I recently read about Charles Handy‘s passing in the Wall Street Journal. Given his age, it isn’t surprising, but it still fills me with sadness. I’ve been reading his books for over 25 years, and they’ve had a profound impact on me and how I view business and leadership. I’ve always appreciated that he saw himself more as a social philosopher than a management guru—an important distinction.
It was clear that he cared deeply about the world and the role business should play in it. While his books often helped you become a better manager or leader, their deeper purpose was to make you a better person and to encourage you to self-reflect. He aimed to educate as much as he sought to instruct. He was also remarkably honest in sharing his personal journey, allowing others to do the same in a field where vulnerability was, at the time, often discouraged.
“Go raibh maith agat as an saol a caith tú linn.” (“Thank you for the life you shared with us.”)
I’ve attached a summary I’ve created of one of his books, and here are a few of my favorite quotes from him:
“A sobering thought is that individuals and societies are not, in the end, remembered for how they made their money, but for how they spent it.”
“… There is no such thing as absolute objective truth. It all depends – on the context, the perspective, and the starting assumptions.”

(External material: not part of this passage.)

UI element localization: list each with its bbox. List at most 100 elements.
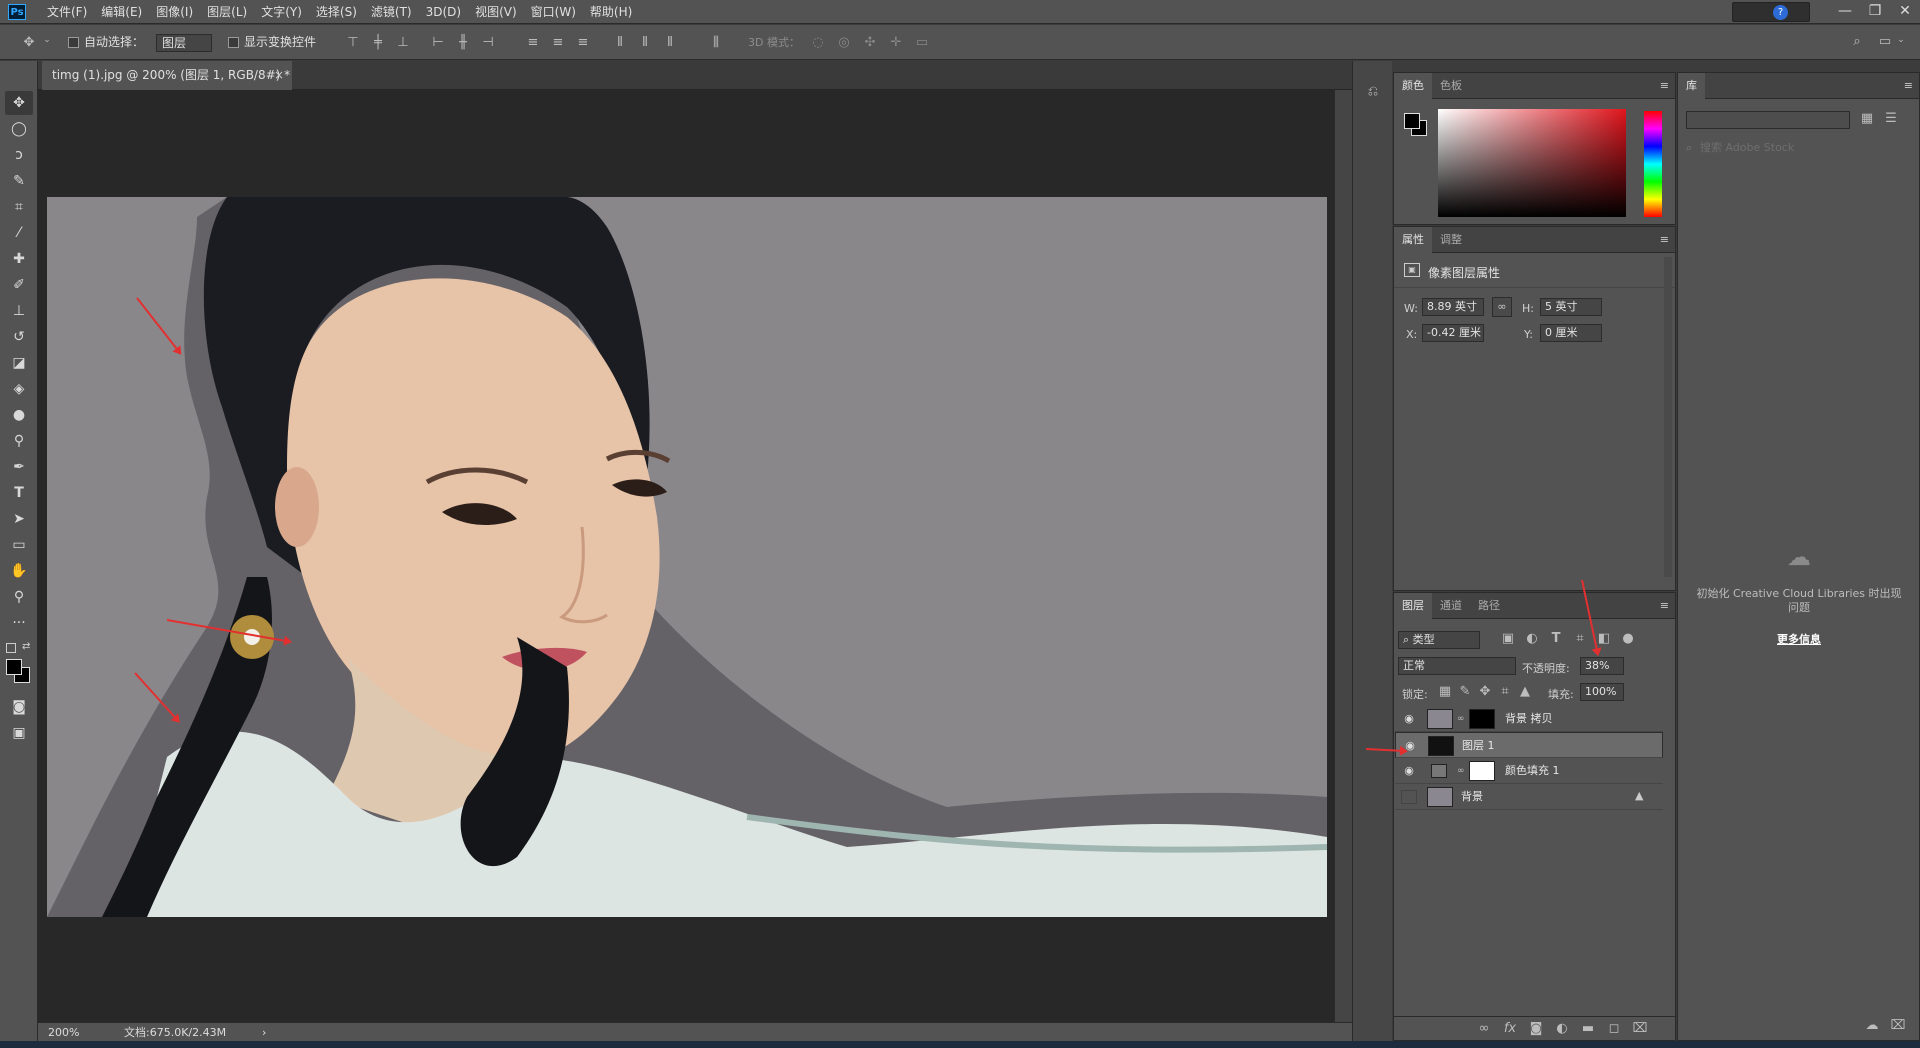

“If all your experiments with life work out well, then you probably haven’t pushed yourself far enough. There may be lives out there that you could have lived had you dared more.”
“If you continue to ask ‘Why?’ three or four times, you will eventually get to the bottom of someone’s often unconscious motivations.”
“If you feel totally comfortable and in command of your life or work, you may be mistaking the illusion of security for complacency. It is always dangerous to rest on one’s laurels, in private life as in business.”
“We, each of us, die a lot of little deaths in the course of our lives, I reflect. But none of them should deter us from starting again or from using that new start to make amends for anything we did in the past. Be brave; begin your new life now…”
“Two more lessons from life – don’t offer something you don’t really mean, and don’t fish for compliments or reassurance. They may not come.”
“Unless and until we can define what ‘enough’ is for us in terms of money, we will never be truly free – free, that is, to define our real purpose in life. We will, instead, be volunteer slaves to our employer or profession, subordinate to the priorities of others.”
“As with all philosophical questions, there are no right answers, only an investigation of the issues and the challenge to be clear where you stand yourself. If we don’t know where we stand on the big issues of morality and ethics, we lay ourselves open to those who want to impose their definitions on us, or to a laissez-faire attitude of anything goes. Both are dangerous.”